Étonnamment, sa conception du rôle des IPS semble surestimer l'apport que celles-ci pourront offrir au système de santé. En effet, le Dr Desroches affirme que «d'ici 5 à 10 ans [...], il y aura en première ligne juste des IPS et plus [aucun] médecin de famille». Le Québec compte approximativement 20 000 médecins, tandis que le nombre d'IPS envisagé n'est que de 500. Il est ainsi difficile de croire que ces IPS pourraient parvenir à supplanter la profession médicale, et ce, sans compter que leurs rôles sont fondamentalement différents (le rôle du médecin demeurant le plus étendu du point de vue médical).

La question demeure donc essentiellement la même: compte tenu des problèmes majeurs que vit le système de santé et considérant que la création du rôle des IPS visait justement à réduire les impacts de cette crise, comment est-il possible d'envisager que celles-ci puissent constituer une menace à la pratique médicale traditionnelle? Le but du développement des IPS n'est pas d'amputer les médecins de leur apport à la santé des Québécois, mais plutôt d'y contribuer nous-mêmes, infirmiers et infirmières, davantage.

En conclusion, nous croyons que chaque profession de la santé participe de façon majeure au bien-être des citoyens et encourageons toute initiative fondée sur cet objectif. Conséquemment, nous déplorons le fait que les arguments soutenant les objections à l'élargissement du rôle infirmier proposé par les représentants de la profession médicale aient été de nature financière et politique. En aucun cas ils n'ont évoqué d'arguments solides entourant l'efficacité des IPS. Ceci aurait permis de situer le débat sur son objet réel, c'est-à-dire la santé des Québécois.


12 commentaires
  • S. Hains - Inscrit 17 décembre 2010 08 h 51

    College des medecins vs autres professionnels de la sante

    Essentiellement pour protéger ses acquis financiers et ses privilèges, le Collège des Médecins du Québec empèche le déploiement de solutions à la crise actuelle du système de santé.

    C'est cette attitude du CMQ qui risque de tuer notre système publique en le rendant de plus en plus ingérable et en empêchant l'émergence de solutions tel que le transfert d'actes médicaux aux infirmières praticiennes ainsi qu'aux autres professionnels de la santé autre que médecin.

    On dirait que le CMQ considère tout ce qui n'est pas issu d'une école de médecine Québécoise comme dangereusement impropre à pratiquer le moindre acte médical.

    Cette attitude est vraiment déplorable.

  • François Dugal - Inscrit 17 décembre 2010 09 h 37

    Cas intéressant

    Affligé des spasmes musculaires au dos depuis l'âge de 13 ans, aucun médecin québécois n'a pu traiter mon «cas intéressant»; toute la pharmacopée y est passée: rien à faire.

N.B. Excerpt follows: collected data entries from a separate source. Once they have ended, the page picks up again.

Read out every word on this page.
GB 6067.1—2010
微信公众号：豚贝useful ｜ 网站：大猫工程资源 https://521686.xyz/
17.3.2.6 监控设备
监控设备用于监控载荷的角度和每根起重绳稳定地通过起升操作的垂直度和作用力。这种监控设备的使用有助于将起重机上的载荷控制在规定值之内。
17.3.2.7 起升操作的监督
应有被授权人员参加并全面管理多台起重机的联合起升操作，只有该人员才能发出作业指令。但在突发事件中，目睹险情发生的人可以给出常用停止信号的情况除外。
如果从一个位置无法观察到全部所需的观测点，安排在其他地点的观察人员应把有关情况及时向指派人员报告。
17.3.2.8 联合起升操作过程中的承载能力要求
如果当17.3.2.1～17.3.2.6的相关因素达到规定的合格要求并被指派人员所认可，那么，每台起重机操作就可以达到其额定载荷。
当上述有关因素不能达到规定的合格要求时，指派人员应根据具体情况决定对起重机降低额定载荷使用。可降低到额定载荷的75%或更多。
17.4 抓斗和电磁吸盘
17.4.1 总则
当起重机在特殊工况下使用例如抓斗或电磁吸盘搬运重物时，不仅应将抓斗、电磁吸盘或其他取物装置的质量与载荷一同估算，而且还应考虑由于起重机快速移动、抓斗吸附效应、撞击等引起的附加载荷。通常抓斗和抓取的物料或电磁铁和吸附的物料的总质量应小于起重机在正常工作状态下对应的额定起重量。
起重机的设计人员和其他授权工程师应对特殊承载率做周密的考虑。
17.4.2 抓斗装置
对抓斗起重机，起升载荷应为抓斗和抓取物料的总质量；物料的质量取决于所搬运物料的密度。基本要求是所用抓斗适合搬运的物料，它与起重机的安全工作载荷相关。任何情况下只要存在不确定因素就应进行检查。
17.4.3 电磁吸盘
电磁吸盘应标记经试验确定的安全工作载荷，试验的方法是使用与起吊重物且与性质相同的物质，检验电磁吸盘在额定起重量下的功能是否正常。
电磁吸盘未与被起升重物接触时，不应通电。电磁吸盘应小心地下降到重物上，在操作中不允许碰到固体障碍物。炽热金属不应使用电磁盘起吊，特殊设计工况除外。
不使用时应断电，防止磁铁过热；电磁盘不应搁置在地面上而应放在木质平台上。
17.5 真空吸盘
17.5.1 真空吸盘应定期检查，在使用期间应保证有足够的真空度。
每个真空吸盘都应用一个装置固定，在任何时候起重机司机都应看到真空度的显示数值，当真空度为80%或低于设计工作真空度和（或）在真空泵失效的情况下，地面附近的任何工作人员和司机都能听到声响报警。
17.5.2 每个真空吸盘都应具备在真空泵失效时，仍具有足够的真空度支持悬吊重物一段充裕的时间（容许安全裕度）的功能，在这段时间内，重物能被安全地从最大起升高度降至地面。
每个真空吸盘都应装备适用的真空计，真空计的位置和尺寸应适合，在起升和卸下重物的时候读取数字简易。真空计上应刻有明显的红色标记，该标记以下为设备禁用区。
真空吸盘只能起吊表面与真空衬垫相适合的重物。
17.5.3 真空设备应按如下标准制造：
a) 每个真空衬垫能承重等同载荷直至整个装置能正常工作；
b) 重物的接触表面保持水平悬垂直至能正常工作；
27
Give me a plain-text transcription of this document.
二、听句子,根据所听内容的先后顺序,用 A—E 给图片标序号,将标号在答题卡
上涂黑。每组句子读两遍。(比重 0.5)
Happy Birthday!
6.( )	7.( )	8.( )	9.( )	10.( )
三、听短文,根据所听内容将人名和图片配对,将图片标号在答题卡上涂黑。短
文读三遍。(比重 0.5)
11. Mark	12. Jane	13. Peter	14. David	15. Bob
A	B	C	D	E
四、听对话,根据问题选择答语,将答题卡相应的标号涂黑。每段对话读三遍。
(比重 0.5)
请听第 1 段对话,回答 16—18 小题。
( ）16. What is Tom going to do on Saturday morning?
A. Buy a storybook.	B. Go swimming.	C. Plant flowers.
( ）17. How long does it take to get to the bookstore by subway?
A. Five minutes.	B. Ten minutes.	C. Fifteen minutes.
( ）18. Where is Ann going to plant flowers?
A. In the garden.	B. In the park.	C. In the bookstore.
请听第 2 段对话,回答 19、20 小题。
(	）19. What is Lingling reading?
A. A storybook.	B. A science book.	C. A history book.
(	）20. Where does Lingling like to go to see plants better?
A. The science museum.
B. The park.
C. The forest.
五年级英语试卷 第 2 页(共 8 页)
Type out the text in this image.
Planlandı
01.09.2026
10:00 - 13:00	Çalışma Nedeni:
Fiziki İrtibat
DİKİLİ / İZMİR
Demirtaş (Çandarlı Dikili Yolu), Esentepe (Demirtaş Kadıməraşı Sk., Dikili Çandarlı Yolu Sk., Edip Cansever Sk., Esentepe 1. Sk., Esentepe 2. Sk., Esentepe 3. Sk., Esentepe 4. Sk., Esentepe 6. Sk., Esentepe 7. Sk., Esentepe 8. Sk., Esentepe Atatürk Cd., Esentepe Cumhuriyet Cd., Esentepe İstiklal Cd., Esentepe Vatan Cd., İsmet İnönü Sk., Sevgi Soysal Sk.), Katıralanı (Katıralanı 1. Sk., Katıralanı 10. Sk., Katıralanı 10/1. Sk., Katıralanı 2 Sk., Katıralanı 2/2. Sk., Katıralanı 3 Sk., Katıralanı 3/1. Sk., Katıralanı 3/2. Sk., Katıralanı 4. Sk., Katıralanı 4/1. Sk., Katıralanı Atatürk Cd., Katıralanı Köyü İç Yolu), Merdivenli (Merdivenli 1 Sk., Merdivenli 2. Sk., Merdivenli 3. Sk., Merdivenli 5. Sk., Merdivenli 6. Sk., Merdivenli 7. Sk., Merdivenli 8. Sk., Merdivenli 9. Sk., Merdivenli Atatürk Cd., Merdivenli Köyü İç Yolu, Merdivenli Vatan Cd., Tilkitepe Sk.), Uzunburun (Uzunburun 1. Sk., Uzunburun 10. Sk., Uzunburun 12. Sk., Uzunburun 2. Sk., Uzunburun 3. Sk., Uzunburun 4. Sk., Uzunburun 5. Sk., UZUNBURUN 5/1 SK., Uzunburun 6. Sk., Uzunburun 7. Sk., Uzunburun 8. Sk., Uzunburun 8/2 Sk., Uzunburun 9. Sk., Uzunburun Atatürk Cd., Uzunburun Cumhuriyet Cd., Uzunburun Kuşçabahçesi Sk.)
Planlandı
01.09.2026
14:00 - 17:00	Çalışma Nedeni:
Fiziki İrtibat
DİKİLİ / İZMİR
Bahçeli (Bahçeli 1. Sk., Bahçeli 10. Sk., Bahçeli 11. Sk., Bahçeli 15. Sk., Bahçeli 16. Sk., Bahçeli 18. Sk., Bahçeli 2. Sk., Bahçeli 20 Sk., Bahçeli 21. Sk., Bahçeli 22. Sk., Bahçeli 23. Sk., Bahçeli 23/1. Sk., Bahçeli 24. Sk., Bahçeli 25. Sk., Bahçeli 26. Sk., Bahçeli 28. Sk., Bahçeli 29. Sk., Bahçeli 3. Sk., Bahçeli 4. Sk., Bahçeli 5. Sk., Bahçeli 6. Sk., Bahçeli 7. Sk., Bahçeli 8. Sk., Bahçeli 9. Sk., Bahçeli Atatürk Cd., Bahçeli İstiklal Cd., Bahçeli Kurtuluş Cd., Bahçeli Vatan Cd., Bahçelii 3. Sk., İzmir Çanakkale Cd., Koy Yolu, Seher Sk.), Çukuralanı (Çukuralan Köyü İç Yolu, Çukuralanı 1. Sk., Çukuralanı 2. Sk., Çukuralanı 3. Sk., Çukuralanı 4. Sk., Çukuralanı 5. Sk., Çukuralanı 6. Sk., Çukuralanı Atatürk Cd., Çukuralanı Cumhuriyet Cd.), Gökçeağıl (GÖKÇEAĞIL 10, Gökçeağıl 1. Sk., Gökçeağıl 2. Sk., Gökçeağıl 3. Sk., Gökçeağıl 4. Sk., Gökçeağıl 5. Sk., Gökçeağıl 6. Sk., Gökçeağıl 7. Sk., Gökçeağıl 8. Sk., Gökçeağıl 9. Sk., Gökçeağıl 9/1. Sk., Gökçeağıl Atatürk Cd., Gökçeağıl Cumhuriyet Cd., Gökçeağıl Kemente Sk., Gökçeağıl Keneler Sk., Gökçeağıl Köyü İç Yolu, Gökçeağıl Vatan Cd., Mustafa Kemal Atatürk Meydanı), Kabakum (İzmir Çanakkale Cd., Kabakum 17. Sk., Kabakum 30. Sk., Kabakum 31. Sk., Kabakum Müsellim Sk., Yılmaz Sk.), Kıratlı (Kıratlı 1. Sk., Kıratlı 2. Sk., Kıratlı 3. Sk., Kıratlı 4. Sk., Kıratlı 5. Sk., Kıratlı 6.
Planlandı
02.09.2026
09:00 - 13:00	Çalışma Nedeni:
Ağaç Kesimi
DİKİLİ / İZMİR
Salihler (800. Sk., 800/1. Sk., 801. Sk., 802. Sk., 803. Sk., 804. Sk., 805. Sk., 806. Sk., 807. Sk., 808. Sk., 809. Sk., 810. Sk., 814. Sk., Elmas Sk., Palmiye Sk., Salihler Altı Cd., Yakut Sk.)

J'ai souffert le martyr pour me faire dire qu'en fin de compte, il n'y avait rien à faire.
    J'ai trouvé ma rédemption chez les chiropraticiens, je suis maintenant guéri.
    Alors, les bollés, sacrez-moi patience.

  • Franfeluche - Abonné 17 décembre 2010 10 h 00

    La rareté est une arme

    La pénurie actuelle de médecins pourrait faire l'affaire du collèges des médecins et de ceux qu'elle représente. En effet, dans un contexte de négociation avec le gouvernement, elle représente un pouvoir supplémentaire pour obtenir ce qu'ils veulent.

  • Bella - Inscrit 17 décembre 2010 10 h 36

    College des medecins vs autres professionnels de la sante

    Est-ce que vous avez dèjà vu quelqu'un d'assis sur le trône démissionné? La reine le pape ...

  • Michel Gaudette - Inscrit 17 décembre 2010 10 h 43

    L'arrogance à son comble...

    Le Collège des médecins se comporte comme le clergé catholique dans son attitude...

    Il se croit tout-puissant!!!

    Il faudra bien un jour casser l'arrogance de ces gens qui se prennent pour Dieu !!!